A Look into Ukraine

Ukrainians are fighting to save their country while the world watches.

George Nicks

On Feb. 24, Russia launched an all-out invasion of Ukraine by land, air and sea. 

The roots of the war began when the Ukrainian people protested their corrupt government and began to demand reform in 2014, which would lead to ousting of the Russian-controlled oligarchy and gradual democratization of the country. 

Russia was threatened by the sudden change and began to support rebellions in eastern Ukraine. Later that year, disguised Russian soldiers staged a rebellion in Crimea, a strategically important peninsula, claiming that it had wrongly been given to Ukraine by the Soviet Union. 

War erupted in the East as Russian-backed militants seized parts of the Donbas region. Fighting there continues to the current invasion. 

Putin has given several reasons for the invasion. To the West, he has primarily enforced the narrative that NATO is a threat to Russia, and by moving into Ukraine, they are attacking his sovereignty. To his own people, he has weaved a narrative that the West installed a far-right dictatorship in Ukraine and that Russia has to save their brethren in Ukraine from the West. 

While these are lies, they may reflect the reality Putin sees. He regards the U.S. and NATO as the main drivers of democracy in Ukraine, not the Ukrainian people. 

Because he relied on the Ukrainians to be apathetic to his invasion, he thought he could overwhelm them without significant resistance. This was wrong, and is why many believe he’s already lost the war. While logistical issues and a surprisingly competent Ukrainian military have slowed the Russian advance, the main problem for Putin is that he’s facing an enemy far more determined than he thought. 

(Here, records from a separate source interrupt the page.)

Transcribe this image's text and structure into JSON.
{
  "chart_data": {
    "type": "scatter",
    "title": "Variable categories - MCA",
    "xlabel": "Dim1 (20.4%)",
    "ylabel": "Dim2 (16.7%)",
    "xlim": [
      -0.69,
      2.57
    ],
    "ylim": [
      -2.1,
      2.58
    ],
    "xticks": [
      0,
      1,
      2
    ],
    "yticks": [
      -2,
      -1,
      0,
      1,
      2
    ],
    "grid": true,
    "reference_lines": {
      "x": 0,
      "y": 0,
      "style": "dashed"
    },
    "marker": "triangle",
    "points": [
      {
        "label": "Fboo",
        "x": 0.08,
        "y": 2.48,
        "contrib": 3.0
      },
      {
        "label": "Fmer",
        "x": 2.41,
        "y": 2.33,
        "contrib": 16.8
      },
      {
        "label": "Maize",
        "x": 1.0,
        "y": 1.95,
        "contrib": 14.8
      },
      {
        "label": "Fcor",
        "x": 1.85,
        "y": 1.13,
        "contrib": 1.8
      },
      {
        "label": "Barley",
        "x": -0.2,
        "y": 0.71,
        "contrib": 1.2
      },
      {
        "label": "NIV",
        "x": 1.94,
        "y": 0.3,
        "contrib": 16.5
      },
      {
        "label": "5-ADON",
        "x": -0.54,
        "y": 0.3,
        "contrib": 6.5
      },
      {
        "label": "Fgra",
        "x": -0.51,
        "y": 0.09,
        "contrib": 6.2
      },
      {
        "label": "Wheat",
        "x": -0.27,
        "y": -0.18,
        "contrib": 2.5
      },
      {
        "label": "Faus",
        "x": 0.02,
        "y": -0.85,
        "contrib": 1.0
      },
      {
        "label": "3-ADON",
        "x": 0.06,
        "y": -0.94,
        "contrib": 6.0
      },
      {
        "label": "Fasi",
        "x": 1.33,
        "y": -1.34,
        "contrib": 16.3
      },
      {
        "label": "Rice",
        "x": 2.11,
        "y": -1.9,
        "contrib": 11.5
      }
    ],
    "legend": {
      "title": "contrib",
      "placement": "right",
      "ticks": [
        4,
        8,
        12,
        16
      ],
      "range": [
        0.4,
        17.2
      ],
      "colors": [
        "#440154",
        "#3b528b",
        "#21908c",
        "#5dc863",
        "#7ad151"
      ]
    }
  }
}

He may take Kyiv and occupy the country, but Russia cannot fight a war forever, and as long as Russia tries to control Ukraine they will continue fighting. To the shock of both the West and Russia, Ukrainians have shown an unbreakable will to resist. Kharkiv, a city Russia expected to take within days, has continued to hold out even as bombing and shelling ramp up. 

The Ukrainian army has surged in size, and Russian troops have stalled on all fronts. 

From the last stand at Snake Island, the Ghost of Kyiv, and Vitaliy Volodymyrovych Skakun’s self-sacrifice to blow up a bridge to stop the Russian advance, stories of Ukrainian resistance have become known across the world. 

Protests are what initially planted the seed for the war, and they might be what ends it. 

There has been an out swelling of support in the West as thousands have marched to demand stronger sanctions. 

Online the Hacker Collective Anonymous declared cyberwar on Russia and has carried out cyberattacks, hijacking government websites and state television, leaking classified information, and disrupting Russian propaganda. Massive demonstrations in Berlin have helped push its initially reluctant government to act. 

However, the most surprising and meaningful are acts of protest in Russia. Facing long sentences, torture, and reprisals, thousands have taken to the streets to protest the war in Russia. 

While many in Russia believe the Kremlin’s story of rescuing Ukraine from the West and Nazis, a growing number do not. And as the war continues and Putin gets more desperate, the gap between the reality on the ground and the official story widens. Ukraine is determined to fight to the bitter end, and it seems if the war continues, Russians may not.